The existing small sample target detection method has the problems of poor detection effect, low detection performance, large influence by samples and the like. And under the condition of a small sample, detection and identification are difficult according to only one mode information of an object, and the multi-mode information describes the target from different angles, so that complementation can be performed on characteristics. Based on the method, the multi-mode learning is introduced on the basis of a small sample to improve the algorithm performance, and the visible light mode and infrared mode information of the image is utilized to improve the detection and identification performance.

The common visible light and infrared multimode fusion is based on image-level fusion (an infrared image and a visible light image are fused into a picture to be used as input in a data processing stage), so that certain information of each mode is lost.

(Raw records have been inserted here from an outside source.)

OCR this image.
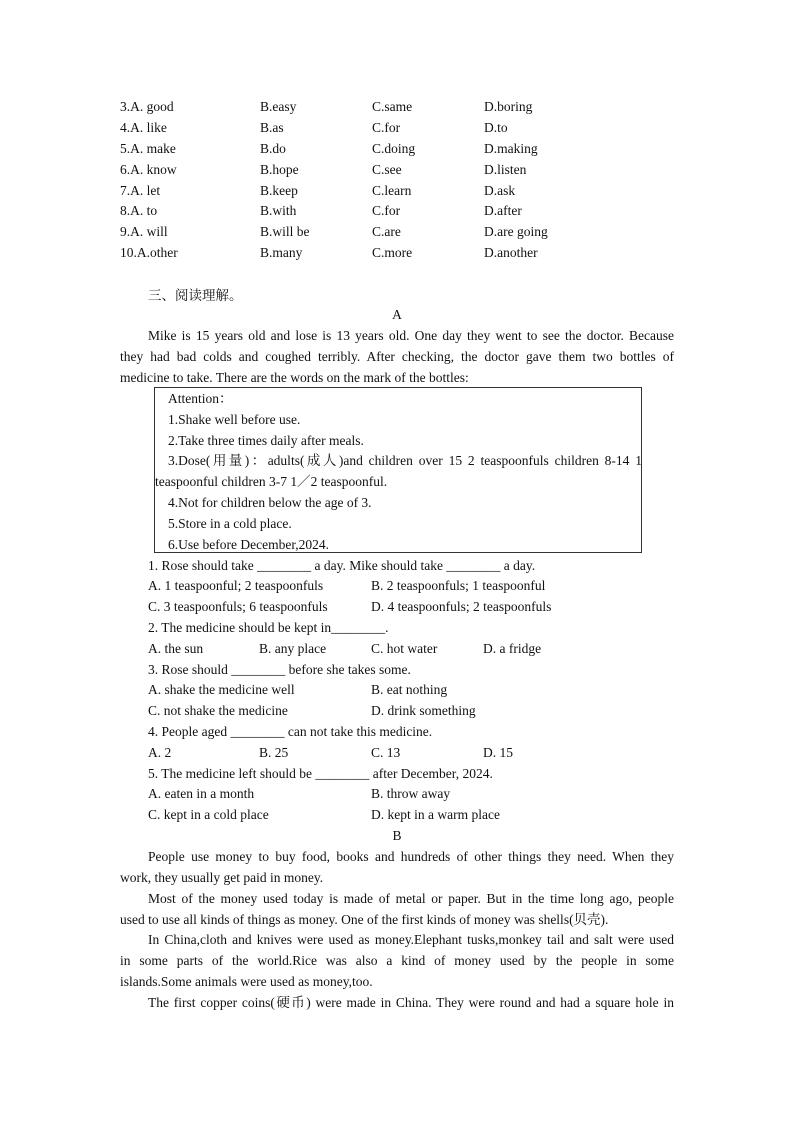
3.A. good	B.easy	C.same	D.boring
4.A. like	B.as	C.for	D.to
5.A. make	B.do	C.doing	D.making
6.A. know	B.hope	C.see	D.listen
7.A. let	B.keep	C.learn	D.ask
8.A. to	B.with	C.for	D.after
9.A. will	B.will be	C.are	D.are going
10.A.other	B.many	C.more	D.another
三、阅读理解。
A
Mike is 15 years old and lose is 13 years old. One day they went to see the doctor. Because
they had bad colds and coughed terribly. After checking, the doctor gave them two bottles of
medicine to take. There are the words on the mark of the bottles:
Attention：
1.Shake well before use.
2.Take three times daily after meals.
3.Dose(用量)：adults(成人)and children over 15 2 teaspoonfuls children 8-14 1
teaspoonful children 3-7 1／2 teaspoonful.
4.Not for children below the age of 3.
5.Store in a cold place.
6.Use before December,2024.
1. Rose should take ________ a day. Mike should take ________ a day.
A. 1 teaspoonful; 2 teaspoonfuls	B. 2 teaspoonfuls; 1 teaspoonful
C. 3 teaspoonfuls; 6 teaspoonfuls	D. 4 teaspoonfuls; 2 teaspoonfuls
2. The medicine should be kept in________.
A. the sun	B. any place	C. hot water	D. a fridge
3. Rose should ________ before she takes some.
A. shake the medicine well	B. eat nothing
C. not shake the medicine	D. drink something
4. People aged ________ can not take this medicine.
A. 2	B. 25	C. 13	D. 15
5. The medicine left should be ________ after December, 2024.
A. eaten in a month	B. throw away
C. kept in a cold place	D. kept in a warm place
B
People use money to buy food, books and hundreds of other things they need. When they
work, they usually get paid in money.
Most of the money used today is made of metal or paper. But in the time long ago, people
used to use all kinds of things as money. One of the first kinds of money was shells(贝壳).
In China,cloth and knives were used as money.Elephant tusks,monkey tail and salt were used
in some parts of the world.Rice was also a kind of money used by the people in some
islands.Some animals were used as money,too.
The first copper coins(硬币) were made in China. They were round and had a square hole in
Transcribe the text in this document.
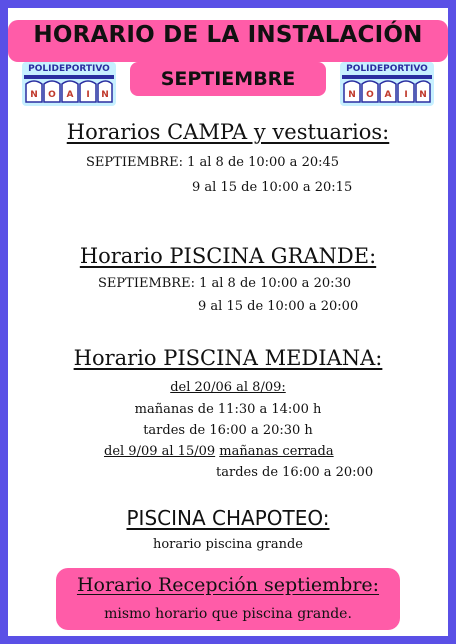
HORARIO DE LA INSTALACIÓN
SEPTIEMBRE
POLIDEPORTIVO
N O A I N
POLIDEPORTIVO
N O A I N
Horarios CAMPA y vestuarios:
SEPTIEMBRE: 1 al 8 de 10:00 a 20:45
9 al 15 de 10:00 a 20:15
Horario PISCINA GRANDE:
SEPTIEMBRE: 1 al 8 de 10:00 a 20:30
9 al 15 de 10:00 a 20:00
Horario PISCINA MEDIANA:
del 20/06 al 8/09:
mañanas de 11:30 a 14:00 h
tardes de 16:00 a 20:30 h
del 9/09 al 15/09 mañanas cerrada
tardes de 16:00 a 20:00
PISCINA CHAPOTEO:
horario piscina grande
Horario Recepción septiembre:
mismo horario que piscina grande.
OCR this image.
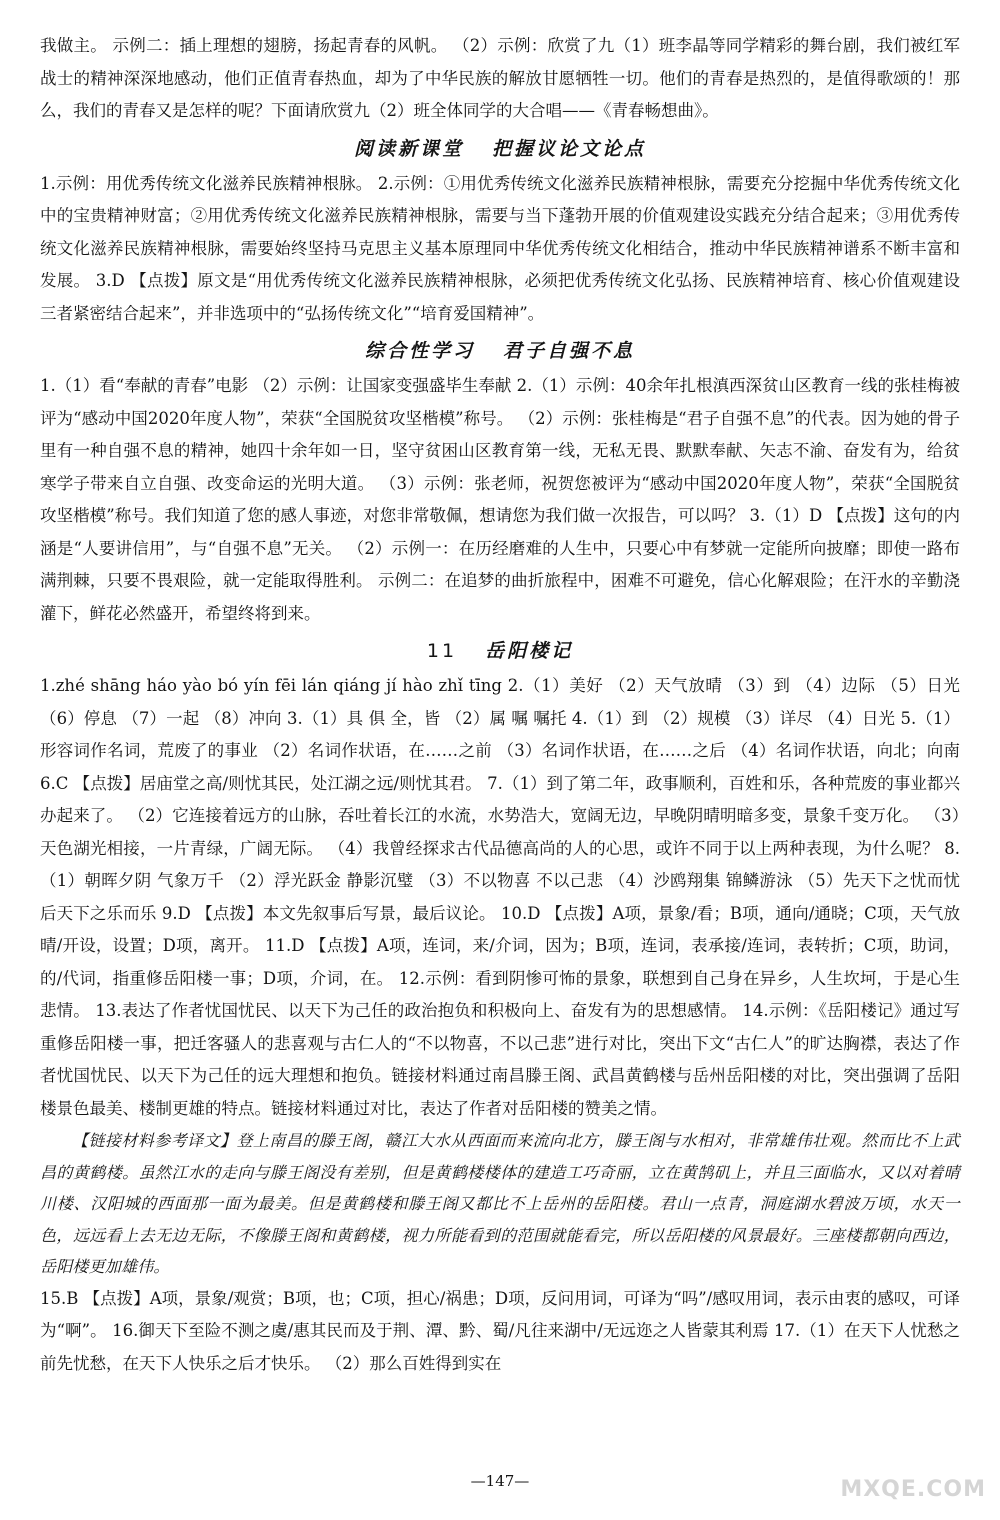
我做主。 示例二：插上理想的翅膀，扬起青春的风帆。 （2）示例：欣赏了九（1）班李晶等同学精彩的舞台剧，我们被红军战士的精神深深地感动，他们正值青春热血，却为了中华民族的解放甘愿牺牲一切。他们的青春是热烈的，是值得歌颂的！那么，我们的青春又是怎样的呢？下面请欣赏九（2）班全体同学的大合唱——《青春畅想曲》。

阅读新课堂 把握议论文论点

1.示例：用优秀传统文化滋养民族精神根脉。 2.示例：①用优秀传统文化滋养民族精神根脉，需要充分挖掘中华优秀传统文化中的宝贵精神财富；②用优秀传统文化滋养民族精神根脉，需要与当下蓬勃开展的价值观建设实践充分结合起来；③用优秀传统文化滋养民族精神根脉，需要始终坚持马克思主义基本原理同中华优秀传统文化相结合，推动中华民族精神谱系不断丰富和发展。 3.D 【点拨】原文是“用优秀传统文化滋养民族精神根脉，必须把优秀传统文化弘扬、民族精神培育、核心价值观建设三者紧密结合起来”，并非选项中的“弘扬传统文化”“培育爱国精神”。

综合性学习 君子自强不息

1.（1）看“奉献的青春”电影 （2）示例：让国家变强盛毕生奉献 2.（1）示例：40余年扎根滇西深贫山区教育一线的张桂梅被评为“感动中国2020年度人物”，荣获“全国脱贫攻坚楷模”称号。 （2）示例：张桂梅是“君子自强不息”的代表。因为她的骨子里有一种自强不息的精神，她四十余年如一日，坚守贫困山区教育第一线，无私无畏、默默奉献、矢志不渝、奋发有为，给贫寒学子带来自立自强、改变命运的光明大道。 （3）示例：张老师，祝贺您被评为“感动中国2020年度人物”，荣获“全国脱贫攻坚楷模”称号。我们知道了您的感人事迹，对您非常敬佩，想请您为我们做一次报告，可以吗？ 3.（1）D 【点拨】这句的内涵是“人要讲信用”，与“自强不息”无关。 （2）示例一：在历经磨难的人生中，只要心中有梦就一定能所向披靡；即使一路布满荆棘，只要不畏艰险，就一定能取得胜利。 示例二：在追梦的曲折旅程中，困难不可避免，信心化解艰险；在汗水的辛勤浇灌下，鲜花必然盛开，希望终将到来。

11 岳阳楼记

1.zhé shāng háo yào bó yín fēi lán qiáng jí hào zhǐ tīng 2.（1）美好 （2）天气放晴 （3）到 （4）边际 （5）日光 （6）停息 （7）一起 （8）冲向 3.（1）具 俱 全，皆 （2）属 嘱 嘱托 4.（1）到 （2）规模 （3）详尽 （4）日光 5.（1）形容词作名词，荒废了的事业 （2）名词作状语，在……之前 （3）名词作状语，在……之后 （4）名词作状语，向北；向南 6.C 【点拨】居庙堂之高/则忧其民，处江湖之远/则忧其君。 7.（1）到了第二年，政事顺利，百姓和乐，各种荒废的事业都兴办起来了。 （2）它连接着远方的山脉，吞吐着长江的水流，水势浩大，宽阔无边，早晚阴晴明暗多变，景象千变万化。 （3）天色湖光相接，一片青绿，广阔无际。 （4）我曾经探求古代品德高尚的人的心思，或许不同于以上两种表现，为什么呢？ 8.（1）朝晖夕阴 气象万千 （2）浮光跃金 静影沉璧 （3）不以物喜 不以己悲 （4）沙鸥翔集 锦鳞游泳 （5）先天下之忧而忧 后天下之乐而乐 9.D 【点拨】本文先叙事后写景，最后议论。 10.D 【点拨】A项，景象/看；B项，通向/通晓；C项，天气放晴/开设，设置；D项，离开。 11.D 【点拨】A项，连词，来/介词，因为；B项，连词，表承接/连词，表转折；C项，助词，的/代词，指重修岳阳楼一事；D项，介词，在。 12.示例：看到阴惨可怖的景象，联想到自己身在异乡，人生坎坷，于是心生悲情。 13.表达了作者忧国忧民、以天下为己任的政治抱负和积极向上、奋发有为的思想感情。 14.示例：《岳阳楼记》通过写重修岳阳楼一事，把迁客骚人的悲喜观与古仁人的“不以物喜，不以己悲”进行对比，突出下文“古仁人”的旷达胸襟，表达了作者忧国忧民、以天下为己任的远大理想和抱负。链接材料通过南昌滕王阁、武昌黄鹤楼与岳州岳阳楼的对比，突出强调了岳阳楼景色最美、楼制更雄的特点。链接材料通过对比，表达了作者对岳阳楼的赞美之情。

【链接材料参考译文】登上南昌的滕王阁，赣江大水从西面而来流向北方，滕王阁与水相对，非常雄伟壮观。然而比不上武昌的黄鹤楼。虽然江水的走向与滕王阁没有差别，但是黄鹤楼楼体的建造工巧奇丽，立在黄鹄矶上，并且三面临水，又以对着晴川楼、汉阳城的西面那一面为最美。但是黄鹤楼和滕王阁又都比不上岳州的岳阳楼。君山一点青，洞庭湖水碧波万顷，水天一色，远远看上去无边无际，不像滕王阁和黄鹤楼，视力所能看到的范围就能看完，所以岳阳楼的风景最好。三座楼都朝向西边，岳阳楼更加雄伟。

15.B 【点拨】A项，景象/观赏；B项，也；C项，担心/祸患；D项，反问用词，可译为“吗”/感叹用词，表示由衷的感叹，可译为“啊”。 16.御天下至险不测之虞/惠其民而及于荆、潭、黔、蜀/凡往来湖中/无远迩之人皆蒙其利焉 17.（1）在天下人忧愁之前先忧愁，在天下人快乐之后才快乐。 （2）那么百姓得到实在

—147—	MXQE.COM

Firstly, coaxially acquiring a visible light image and an infrared image, inputting the visible light image and the infrared image into a double-branch feature extraction network designed by the invention for feature extraction, wherein the double-branch feature extraction network comprises an original residual error network and an improved residual error network, inputting an extracted multi-mode feature map into an RPN, inputting a multi-mode fusion feature map into an ROI network, and performing model pre-training; and then fine-tuning the pre-training model under the condition of a small sample aiming at the target task to obtain a target detection network related to the target task. According to the invention, the multi-mode information fusion idea is applied to the two-stage target detection network, so that the dependence on the number of training samples is greatly reduced, the influence of extreme environments such as poor illumination, partial shielding of targets and the like is reduced, the learning ability of tasks is improved, the robustness of an algorithm is enhanced, and the problem of poor detection effect of small samples in the current stage is solved.

Example 1

As shown in fig. 1, the method for detecting a small sample target based on multi-mode fusion of the present invention includes:

acquiring coaxial visible light images and infrared images;

inputting the multi-mode feature map into an improved RPN network, inputting the multi-mode fusion feature map into an ROI network, and performing model training to obtain a basic small sample target detection model;

adjusting the basic small sample target detection model to obtain a final small sample target detection model related to the target task; and adopts a final small sample target detection model and detecting target tasks of the small sample to be detected.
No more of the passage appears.